Memoirs of a Geisha

December 18, 2005

 

            “Memoirs of a Geisha” takes place in a glamorously seedy world famous to the Japanese, and film buffs who have seen the ‘50’s films of Kenji Mizoguchi, most specifically “A Geisha” and “The Story of Oharu”, but little known to an American audience who would just as well equate the title with prostitution.  Before seeing the Mizoguchi masterworks I too thought the term stood for a sort of high class Japanese prostitute, entertaining only the wealthiest of samurai, and later overworked businessmen with sake, dance, and sexual favors for gold coins, but that’s a misconception that is further stressed in the new film based on the 1997 bestseller by Arthur Golden, where the world of the geisha is that of entertainment, but favors aren’t of the sexual variety, but of the fantasy kind, as if the illusion of the body beneath the silk kimono is worth ten times more in thought than in realization.  Because of the secret fantasy aspect to the geisha world, where if you’re even caught kissing a man it’s thought to ruin your worth, emphasis is put upon dance, politeness, dress, beauty, and respect, and since the money is in who can lure the richer clients to be their exclusive contributor (I believe patron is the word), the world is fraught with backstabbing and ugly competition, like a Miss World pageant where the winner is showered with glory, gold, and the possibility of inheriting the geisha house from her madam, and the loser suffers a loss that makes them bitter and jealous, hardly befitting of the beautiful, ultra stylish exterior of a professional geisha.

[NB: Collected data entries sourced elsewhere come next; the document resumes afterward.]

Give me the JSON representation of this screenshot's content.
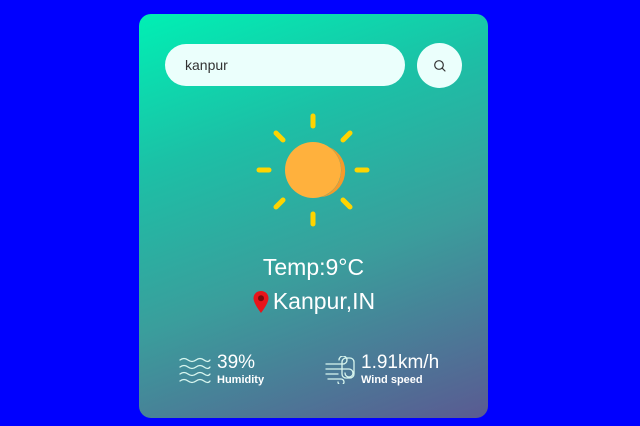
{
  "search": {
    "value": "kanpur",
    "icon": "search-icon"
  },
  "weather": {
    "icon": "sun-icon",
    "temp_text": "Temp:9°C",
    "city_text": "Kanpur,IN"
  },
  "humidity": {
    "icon": "waves-icon",
    "value": "39%",
    "label": "Humidity"
  },
  "wind": {
    "icon": "wind-icon",
    "value": "1.91km/h",
    "label": "Wind speed"
  },
  "colors": {
    "background": "#0000ff",
    "card_gradient_start": "#00f0b4",
    "card_gradient_end": "#5a5a92",
    "sun": "#ffb13d",
    "sun_rays": "#ffd400",
    "pin": "#e8141b"
  }
}
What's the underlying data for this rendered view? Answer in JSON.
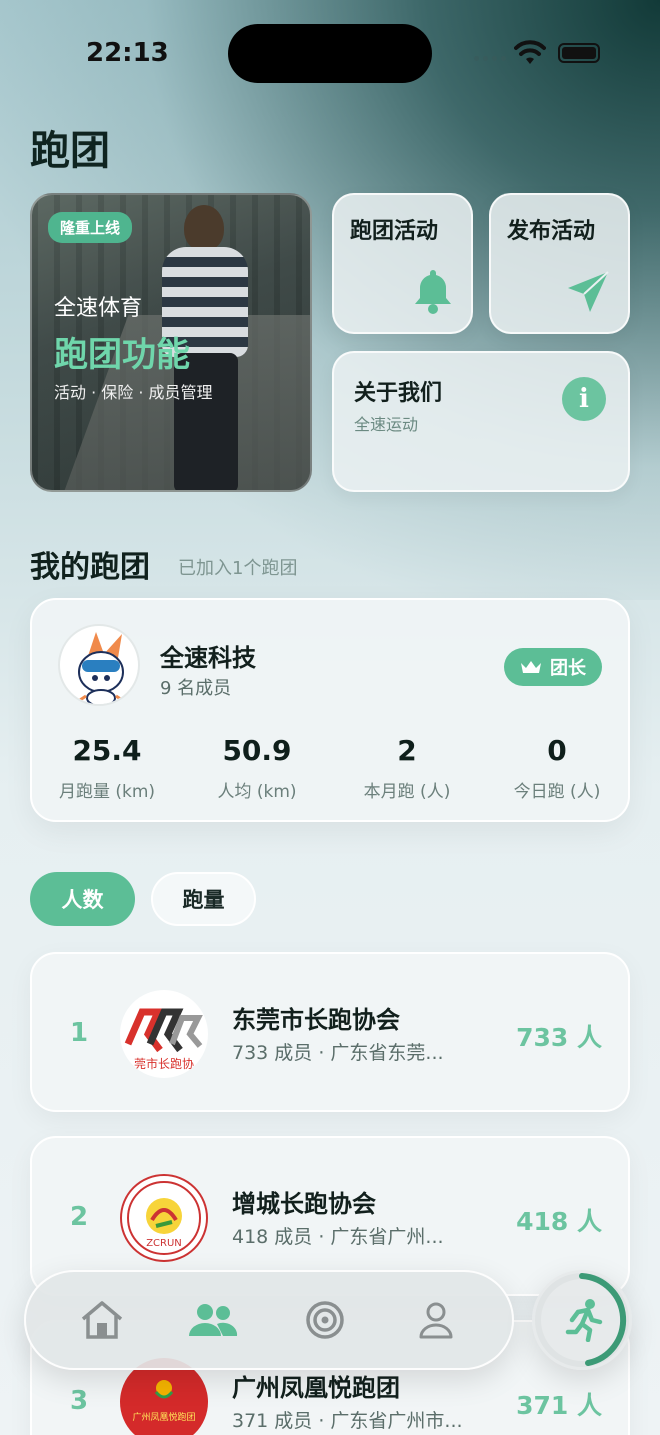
{
  "status": {
    "time": "22:13"
  },
  "page": {
    "title": "跑团"
  },
  "hero": {
    "tag": "隆重上线",
    "line1": "全速体育",
    "line2": "跑团功能",
    "line3": "活动 · 保险 · 成员管理"
  },
  "tiles": {
    "activities": {
      "title": "跑团活动",
      "icon": "bell-icon"
    },
    "publish": {
      "title": "发布活动",
      "icon": "paper-plane-icon"
    },
    "about": {
      "title": "关于我们",
      "subtitle": "全速运动",
      "icon": "info-icon"
    }
  },
  "my_clubs": {
    "title": "我的跑团",
    "subtitle": "已加入1个跑团",
    "club": {
      "name": "全速科技",
      "members": "9 名成员",
      "role": "团长",
      "stats": [
        {
          "value": "25.4",
          "label": "月跑量 (km)"
        },
        {
          "value": "50.9",
          "label": "人均 (km)"
        },
        {
          "value": "2",
          "label": "本月跑 (人)"
        },
        {
          "value": "0",
          "label": "今日跑 (人)"
        }
      ]
    }
  },
  "filters": {
    "active": "人数",
    "inactive": "跑量"
  },
  "ranking": [
    {
      "rank": "1",
      "name": "东莞市长跑协会",
      "sub": "733 成员 · 广东省东莞...",
      "count": "733 人",
      "logo_text": "莞市长跑协"
    },
    {
      "rank": "2",
      "name": "增城长跑协会",
      "sub": "418 成员 · 广东省广州...",
      "count": "418 人",
      "logo_text": "ZCRUN"
    },
    {
      "rank": "3",
      "name": "广州凤凰悦跑团",
      "sub": "371 成员 · 广东省广州市...",
      "count": "371 人",
      "logo_text": "广州凤凰悦跑团"
    }
  ],
  "tabbar": {
    "items": [
      {
        "icon": "home-icon"
      },
      {
        "icon": "people-icon"
      },
      {
        "icon": "target-icon"
      },
      {
        "icon": "person-icon"
      }
    ],
    "run_button_icon": "running-icon",
    "accent": "#5cbe96"
  }
}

            It is a fabulously glamorous, sheen, secretive world of visual delights and splendor, but it’s also a troubled society that borders not only on prostitution, but slavery as well, and the film, for all of its pretty pictures and glossy exteriors, can never get away from the fact that the “floating world” of the geisha is really just a few respectable steps above modern day escort services. When war comes to Japan, rendering the once glamorous geisha virtually useless in the face of mass death and poverty, it gets even worse, as the pride and glory of the entertainers falls hard, and unlike Japan, which forged a remarkable recovery during the occupation and the immediate post-war years, the movie never recovers from the shift to the war, becoming less a film about the catty backstage treacherousness of the women, and more about economic survival, pleasing international interests, and finding love in rather unlovely surroundings.  The Mizoguchi films are great because they never leave the half glorious, half debilitating sake houses of the floating world, focusing entirely on characterization rather than melodramatic love stories and diplomacy, but “Memoirs of a Geisha” gets bogged down with WWII dramatics, and what was at first a sleek examination of a secret society quickly turns into a sappy melodrama with the introduction of the occupation, sadly turning the entertainment world into an unforgivable Suzukian world of vice and unholy pleasure.  Of course that’s all there in the book as well, but in print it plays as stark non-fiction, on film though, in a glossy fictionalization, it’s over-the-top, and unfortunately, a mood killer.

            Director Rob Marshall brings a luscious, visually sumptuous touch to the story of Sayuri (Ziyi Zhang), a girl who is sold into slavery by her poor father, and later enchanted by the world she has joined, the Kyoto floating world of the entertainment district.  At first she is troubled to lose her sister to the far less glamorous red light district, but soon her beauty if being noticed by top geisha coach Mameha (Michelle Yeoh), and a rivalry is forming between herself and the house’s number one mistress, Hatsumomo (Gong Li) for the rights to eventually become madam of the house.  One night, while trying to impress a handsome rich man, the Chairman (Ken Watanabe), Sayuri performs an interpretive dance number for a large crowd and is coined the best entertainer in Kyoto, and in a weird sort of subplot, her virginity is auctioned off for a record price of 15,000 Yen, thus making her a full time geisha, instead of a mere apprentice, and blurring the line between performer and prostitute, despite the prestige of it all.  Naturally, all of this attention infuriates Hatsumomo, who storms out of the house after setting it on fire (cue melodrama), and walks off into the horizon, ending the entertaining secret world portion of the film and bringing upon the WWII portion with poverty and depression, as Sayuri joins a fishing village and everything turns bleak until the Chairman resurfaces, triggering the love story, and torpedoing the film into cliché riddled sap.  The jarring shift in storytelling isn’t the only factor that hurts the production - frankly, Japanese characters being portrayed by Chinese actresses (however gorgeous they may be) in the English language for an American director is a problem in translation that I never quite got over – but it doesn’t help, and in the end, despite the lush photography, cherry blossoms, stunningly beautiful cast, and colorful kimonos, “Memoirs of a Geisha” is too gaudy for its own good.  For fans of blatant melodrama, it’s a good choice in this season of action dramas like “King Kong” and real heartfelt dramas like “Brokeback Mountain”, but for Japanese purists, stick to the battered VHS copies of “A Geisha”, if you can find them, before giving Marshall’s problematic weeper a proper go.